Protecting Employers Since 1985

Illinois Workplace Transparency Act

On June 2, 2019, the Illinois General Assembly approved the Workplace Transparency Act providing certain protections concerning sexual harassment in the workplace and imposing significant new obligations on Illinois Employers. This Bill was signed into law by Governor Pritzker in June 2019 and the provision of the new bill become effective January 1, 2020.

The Workplace Transparency Act prohibits Employers from entering into any Employment Agreement that includes non-disclosure or non-disparagement clauses dealing with claims for harassment or discrimination. The Workplace Transparency Act would permit such clauses dealing with claims of harassment or discrimination in Settlement and Separation Agreements so long as:

  1. The harassment or discrimination claims arose before the Agreement was signed; and
  2. The Clauses are mutually agreed upon and benefit to both parties; and
  3. The Employee/Applicant is given twenty-one (21) calendar days to review the Agreement before its execution; and
  4. The Employee/Applicant has seven (7) calendar days after signing the Agreement to revoke it.

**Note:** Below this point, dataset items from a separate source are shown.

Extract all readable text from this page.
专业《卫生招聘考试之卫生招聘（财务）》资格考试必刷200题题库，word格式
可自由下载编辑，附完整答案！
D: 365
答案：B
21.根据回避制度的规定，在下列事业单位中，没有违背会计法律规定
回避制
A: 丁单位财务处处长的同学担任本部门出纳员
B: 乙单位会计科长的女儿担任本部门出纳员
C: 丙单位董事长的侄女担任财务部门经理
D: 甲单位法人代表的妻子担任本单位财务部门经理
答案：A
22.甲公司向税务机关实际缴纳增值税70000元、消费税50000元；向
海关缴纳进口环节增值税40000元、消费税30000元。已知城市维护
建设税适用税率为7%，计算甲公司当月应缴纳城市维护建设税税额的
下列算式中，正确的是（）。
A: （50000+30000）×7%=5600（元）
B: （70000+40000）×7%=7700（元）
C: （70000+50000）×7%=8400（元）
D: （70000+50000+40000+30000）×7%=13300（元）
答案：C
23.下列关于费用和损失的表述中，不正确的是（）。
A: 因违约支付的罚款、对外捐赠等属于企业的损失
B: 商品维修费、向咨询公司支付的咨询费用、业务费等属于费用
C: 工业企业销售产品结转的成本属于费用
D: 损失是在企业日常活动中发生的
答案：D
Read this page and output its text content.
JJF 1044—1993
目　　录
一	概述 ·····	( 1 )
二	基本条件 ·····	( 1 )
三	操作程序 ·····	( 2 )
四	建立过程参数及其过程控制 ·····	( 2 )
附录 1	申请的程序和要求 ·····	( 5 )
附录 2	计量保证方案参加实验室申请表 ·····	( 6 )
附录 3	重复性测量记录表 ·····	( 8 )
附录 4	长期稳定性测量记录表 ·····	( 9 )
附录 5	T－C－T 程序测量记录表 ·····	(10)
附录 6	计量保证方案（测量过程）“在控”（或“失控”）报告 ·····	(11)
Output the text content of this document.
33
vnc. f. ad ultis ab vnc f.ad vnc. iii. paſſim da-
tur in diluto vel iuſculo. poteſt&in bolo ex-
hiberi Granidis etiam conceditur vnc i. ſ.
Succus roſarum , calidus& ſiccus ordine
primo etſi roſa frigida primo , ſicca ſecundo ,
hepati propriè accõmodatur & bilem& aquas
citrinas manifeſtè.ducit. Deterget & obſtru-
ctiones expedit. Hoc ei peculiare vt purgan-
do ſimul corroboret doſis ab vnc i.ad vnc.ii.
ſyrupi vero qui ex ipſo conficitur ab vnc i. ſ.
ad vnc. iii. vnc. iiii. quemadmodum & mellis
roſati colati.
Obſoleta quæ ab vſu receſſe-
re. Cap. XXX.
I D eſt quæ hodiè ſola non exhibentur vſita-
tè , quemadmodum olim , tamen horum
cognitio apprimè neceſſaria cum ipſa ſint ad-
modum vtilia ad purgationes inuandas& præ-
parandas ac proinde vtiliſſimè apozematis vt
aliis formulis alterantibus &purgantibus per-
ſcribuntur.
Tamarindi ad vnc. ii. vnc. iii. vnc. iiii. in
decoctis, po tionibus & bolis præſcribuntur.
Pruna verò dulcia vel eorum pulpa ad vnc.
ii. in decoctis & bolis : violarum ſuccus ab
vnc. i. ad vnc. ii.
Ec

The Workplace Transparency Act also prohibits the ability to enforce an Arbitration Agreement unless that Arbitration Agreement excludes discrimination and harassment claims, and Arbitration Agreements drafted by Employers may not shorten applicable statute of limitation periods for those claims or limit an Employee’s right to assert those claims under Federal and State Law-i.e., by prohibiting class actions. This prohibition of class actions seems to be inconsistent with recent United Supreme Court precedence (Lamps Plus incorporated v. Varela, Epic Systems Corporation v. Lewis and Kindred Nursing Senators LP v. Clark,) but obviously whether they are truly in conflict will have to wait for their court action.

One of the most troubling concepts of the Workplace Transparency Act is the requirement for Mandatory Annual Disclosures and required Sexual Harassment Training.

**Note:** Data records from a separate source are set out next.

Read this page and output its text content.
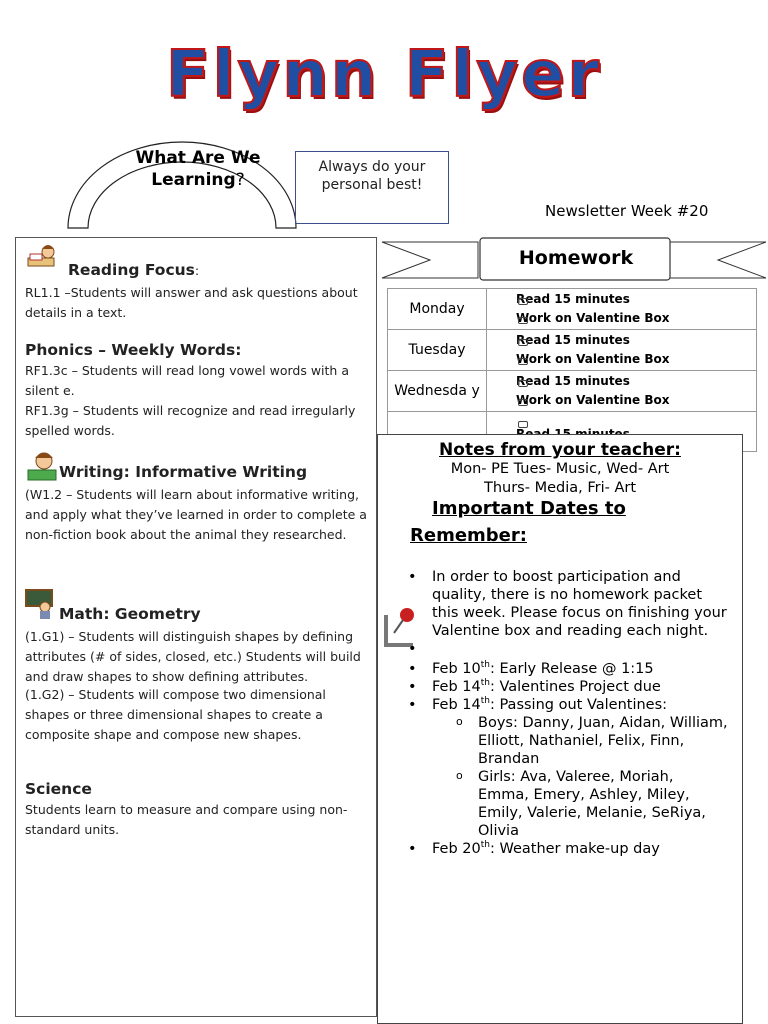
Flynn Flyer
What Are We
Learning?
Always do your personal best!
Newsletter Week #20
Reading Focus:
RL1.1 –Students will answer and ask questions about details in a text.
Phonics – Weekly Words:
RF1.3c – Students will read long vowel words with a silent e.
RF1.3g – Students will recognize and read irregularly spelled words.
Writing: Informative Writing
(W1.2 – Students will learn about informative writing, and apply what they’ve learned in order to complete a non-fiction book about the animal they researched.
Math: Geometry
(1.G1) – Students will distinguish shapes by defining attributes (# of sides, closed, etc.) Students will build and draw shapes to show defining attributes.
(1.G2) – Students will compose two dimensional shapes or three dimensional shapes to create a composite shape and compose new shapes.
Science
Students learn to measure and compare using non-standard units.
Homework
Monday	Read 15 minutes
Work on Valentine Box

Tuesday	Read 15 minutes
Work on Valentine Box

Wednesda y	Read 15 minutes
Work on Valentine Box

Notes from your teacher:
Mon- PE Tues- Music, Wed- Art
Thurs- Media, Fri- Art
Important Dates to
Remember:
• In order to boost participation and quality, there is no homework packet this week. Please focus on finishing your Valentine box and reading each night.
•
• Feb 10th: Early Release @ 1:15
• Feb 14th: Valentines Project due
• Feb 14th: Passing out Valentines:
o Boys: Danny, Juan, Aidan, William, Elliott, Nathaniel, Felix, Finn, Brandan
o Girls: Ava, Valeree, Moriah, Emma, Emery, Ashley, Miley, Emily, Valerie, Melanie, SeRiya, Olivia
• Feb 20th: Weather make-up day
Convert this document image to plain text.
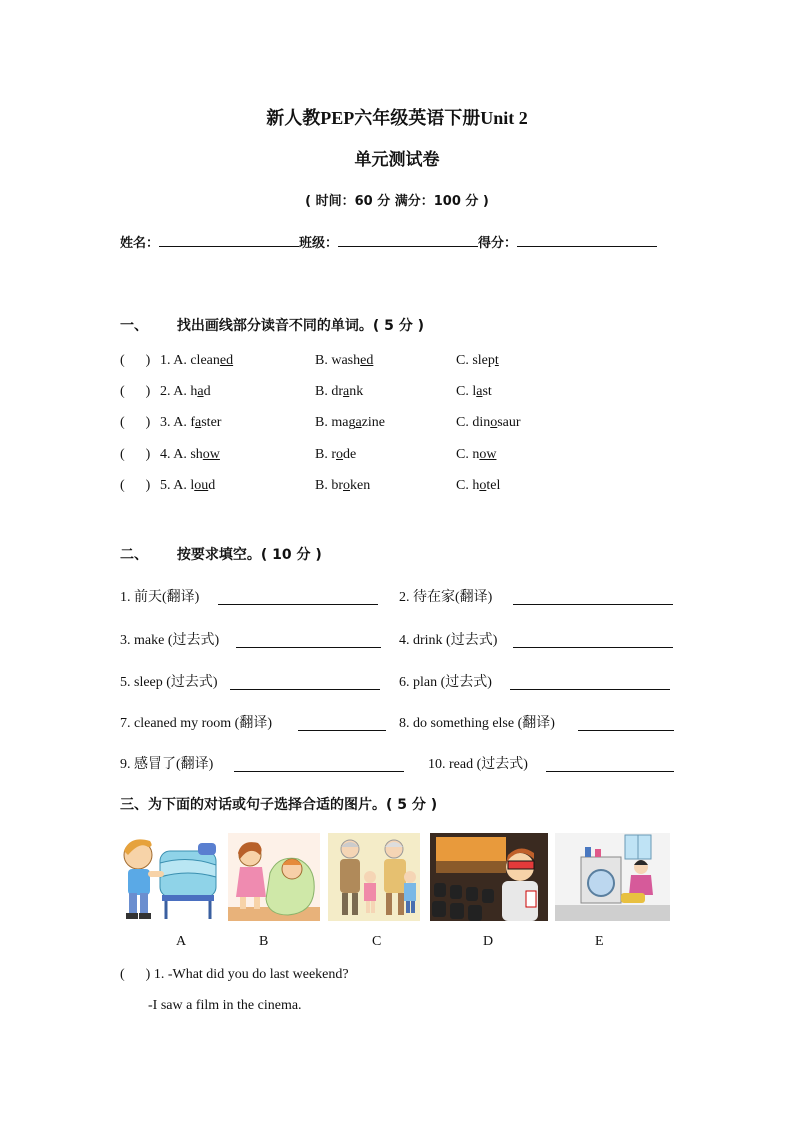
新人教PEP六年级英语下册Unit 2
单元测试卷
( 时间：60 分 满分：100 分 )
姓名：	班级：	得分：
一、 找出画线部分读音不同的单词。( 5 分 )
(      ) 1. A. cleaned	B. washed	C. slept
(      ) 2. A. had	B. drank	C. last
(      ) 3. A. faster	B. magazine	C. dinosaur
(      ) 4. A. show	B. rode	C. now
(      ) 5. A. loud	B. broken	C. hotel
二、 按要求填空。( 10 分 )
1. 前天(翻译)	2. 待在家(翻译)
3. make (过去式)	4. drink (过去式)
5. sleep (过去式)	6. plan (过去式)
7. cleaned my room (翻译)	8. do something else (翻译)
9. 感冒了(翻译)	10. read (过去式)
三、为下面的对话或句子选择合适的图片。( 5 分 )
A	B	C	D	E
(      ) 1. -What did you do last weekend?
-I saw a film in the cinema.
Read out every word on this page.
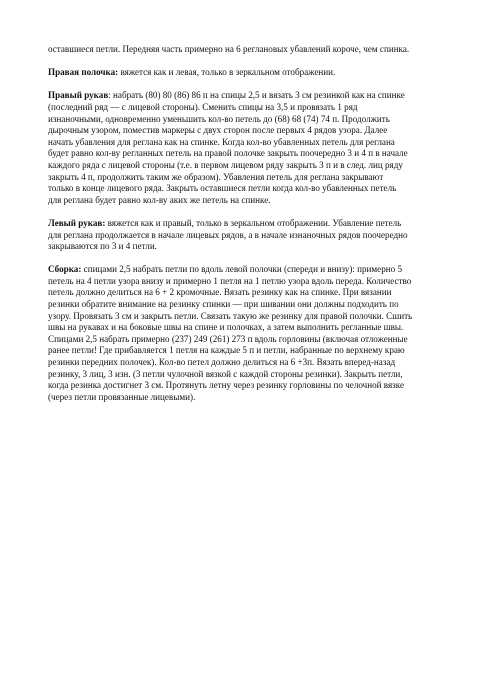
оставшиеся петли. Передняя часть примерно на 6 реглановых убавлений короче, чем спинка.
Правая полочка: вяжется как и левая, только в зеркальном отображении.
Правый рукав: набрать (80) 80 (86) 86 п на спицы 2,5 и вязать 3 см резинкой как на спинке
(последний ряд — с лицевой стороны). Сменить спицы на 3,5 и провязать 1 ряд
изнаночными, одновременно уменьшить кол-во петель до (68) 68 (74) 74 п. Продолжить
дырочным узором, поместив маркеры с двух сторон после первых 4 рядов узора. Далее
начать убавления для реглана как на спинке. Когда кол-во убавленных петель для реглана
будет равно кол-ву регланных петель на правой полочке закрыть поочередно 3 и 4 п в начале
каждого ряда с лицевой стороны (т.е. в первом лицевом ряду закрыть 3 п и в след. лиц ряду
закрыть 4 п, продолжить таким же образом). Убавления петель для реглана закрывают
только в конце лицевого ряда. Закрыть оставшиеся петли когда кол-во убавленных петель
для реглана будет равно кол-ву аких же петель на спинке.
Левый рукав: вяжется как и правый, только в зеркальном отображении. Убавление петель
для реглана продолжается в начале лицевых рядов, а в начале изнаночных рядов поочередно
закрываются по 3 и 4 петли.
Сборка: спицами 2,5 набрать петли по вдоль левой полочки (спереди и внизу): примерно 5
петель на 4 петли узора внизу и примерно 1 петля на 1 петлю узора вдоль переда. Количество
петель должно делиться на 6 + 2 кромочные. Вязать резинку как на спинке. При вязании
резинки обратите внимание на резинку спинки — при шивании они должны подходить по
узору. Провязать 3 см и закрыть петли. Связать такую же резинку для правой полочки. Сшить
швы на рукавах и на боковые швы на спине и полочках, а затем выполнить регланные швы.
Спицами 2,5 набрать примерно (237) 249 (261) 273 п вдоль горловины (включая отложенные
ранее петли! Где прибавляется 1 петля на каждые 5 п и петли, набранные по верхнему краю
резинки передних полочек). Кол-во петел должно делиться на 6 +3п. Вязать вперед-назад
резинку, 3 лиц, 3 изн. (3 петли чулочной вязкой с каждой стороны резинки). Закрыть петли,
когда резинка достигнет 3 см. Протянуть летну через резинку горловины по челочной вязке
(через петли провязанные лицевыми).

Starting July 1, 2020, the Workplace Transparency Act requires all private or public employers, labor organizations and parties to a public contract to report annually any settlement, adverse judgment or administrative ruling against them involving harassment or discrimination to the Illinois Department of Human Rights for the preceding calendar year. This information must be reported:

  1. The total number of adverse judgments or adverse rulings during the preceding year; and
  2. Whether any equitable relief was ordered against the Employer; and
  3. How many adverse judgments or administrative ruling in each of the following specific categories occurred in the previous year:
  • Sexual Harassment;
  • Discrimination or harassment on the basis of sex;
  • Discrimination or harassment on the basis of race, color or national origin;
  • Discrimination or harassment on the basis of religion;
  • Discrimination or harassment on the basis of age;
  • Discrimination or harassment on the basis of disability;
  • Discrimination or harassment on the basis of military status or unfavorable discharge;
  • Discrimination or harassment on the basis of sexual orientation or gender identity;
  • Discrimination or harassment on the basis of any other characteristic protected by the Illinois Human Rights Act.

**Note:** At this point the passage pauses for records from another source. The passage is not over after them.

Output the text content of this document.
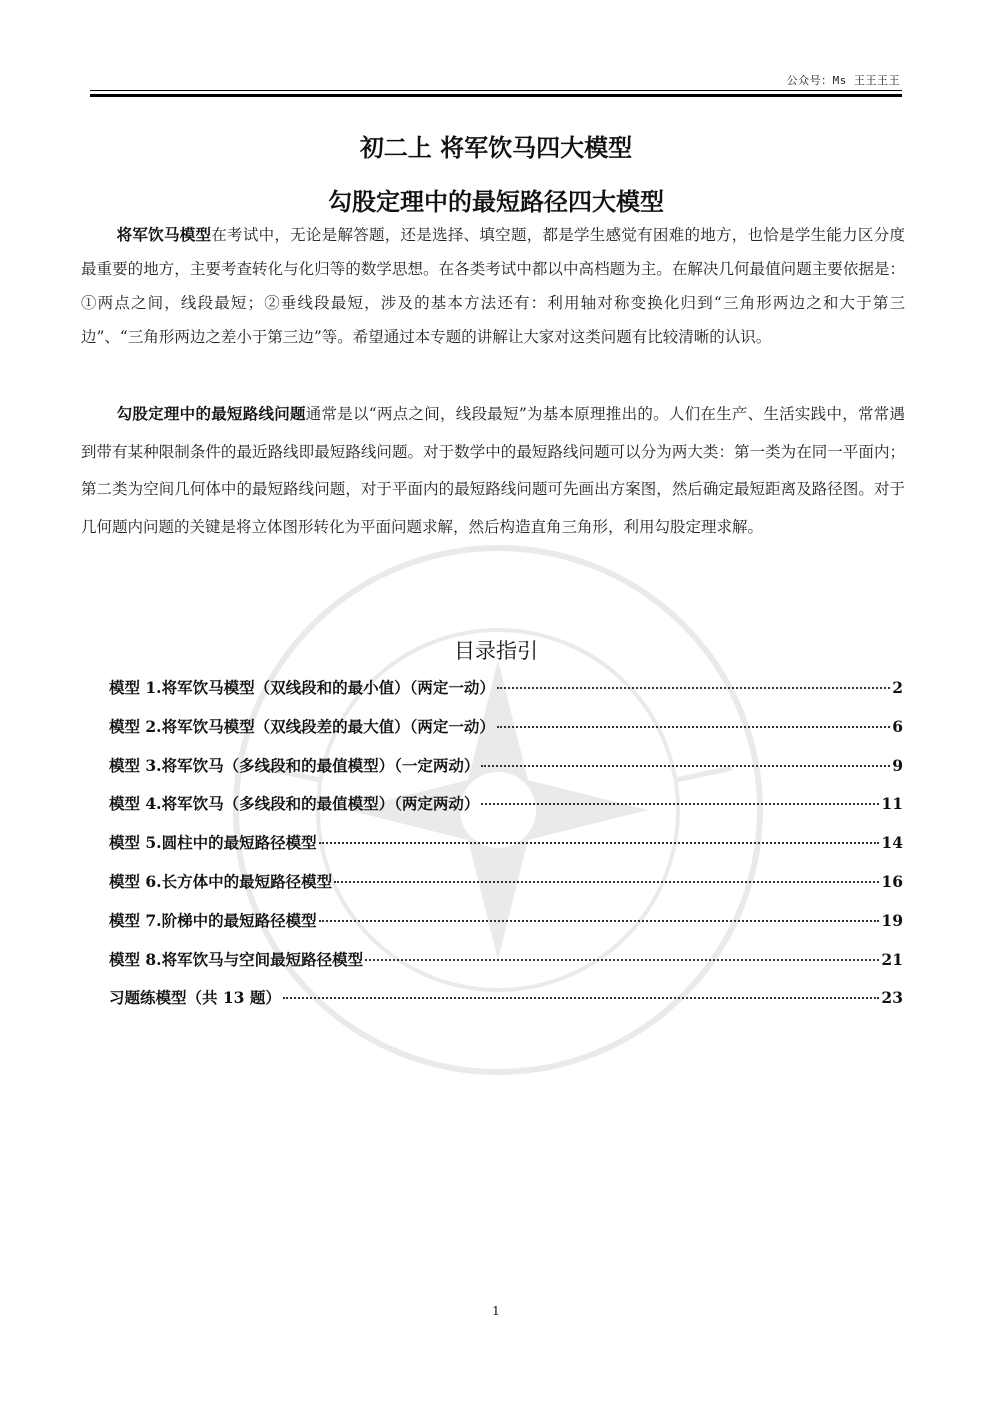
公众号：Ms 王王王王
初二上 将军饮马四大模型
勾股定理中的最短路径四大模型
将军饮马模型在考试中，无论是解答题，还是选择、填空题，都是学生感觉有困难的地方，也恰是学生能力区分度最重要的地方，主要考查转化与化归等的数学思想。在各类考试中都以中高档题为主。在解决几何最值问题主要依据是：①两点之间，线段最短；②垂线段最短，涉及的基本方法还有：利用轴对称变换化归到“三角形两边之和大于第三边”、“三角形两边之差小于第三边”等。希望通过本专题的讲解让大家对这类问题有比较清晰的认识。
勾股定理中的最短路线问题通常是以“两点之间，线段最短”为基本原理推出的。人们在生产、生活实践中，常常遇到带有某种限制条件的最近路线即最短路线问题。对于数学中的最短路线问题可以分为两大类：第一类为在同一平面内；第二类为空间几何体中的最短路线问题，对于平面内的最短路线问题可先画出方案图，然后确定最短距离及路径图。对于几何题内问题的关键是将立体图形转化为平面问题求解，然后构造直角三角形，利用勾股定理求解。
目录指引
模型 1.将军饮马模型（双线段和的最小值）（两定一动）	2
模型 2.将军饮马模型（双线段差的最大值）（两定一动）	6
模型 3.将军饮马（多线段和的最值模型）（一定两动）	9
模型 4.将军饮马（多线段和的最值模型）（两定两动）	11
模型 5.圆柱中的最短路径模型	14
模型 6.长方体中的最短路径模型	16
模型 7.阶梯中的最短路径模型	19
模型 8.将军饮马与空间最短路径模型	21
习题练模型（共 13 题）	23
1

As well, under the Act, every Employer with Employees working in the State of Illinois will be required annually to provide its Employees with a Sexual Harassment Prevention Training Program that it creates or, in the alternative, the Employer may use the sexual harassment prevention training model developed by the Illinois Department of Human Rights.

If an Employer fails to make the required disclosures dealing with adverse judgment or administrative ruling or fails to provide the sexual harassment training, an Employer may be subject to penalties for the failure to report or failure to train that. An Employer with fewer than four (4) Employees will be subject to an initial penalty of Five Hundred ($500.00) dollars for the first offense, a penalty not to exceed One Thousand ($1,000.00) dollars for the second offense and a penalty not to exceed Three Thousand ($3,000.00) dollars for the third or subsequent offense. If the Employer has four (4) or more employees, the first offense cost is One Thousand ($1,000.00) dollars the second offense cost is Three Thousand ($3,000.00) dollars and the third or subsequent offense cost is Five Thousand ($5,000.00) dollars.

For purposes of this Act, Employer is defined as “any person employing one or more employees in the State of Illinois”;

Settlement means “written commitment or agreement that an Employer owes to an Employee who has been a victim of sexual harassment as discrimination compensation or other consideration”; and

Adverse Judgment or Administrative Ruling means “final non-appealable ruling or decision in favor of Employee”.

Obviously, the obligations of an Employer under the Workplace Transparency Act have the potential of greatly increasing the “cost to do business” in the State of Illinois.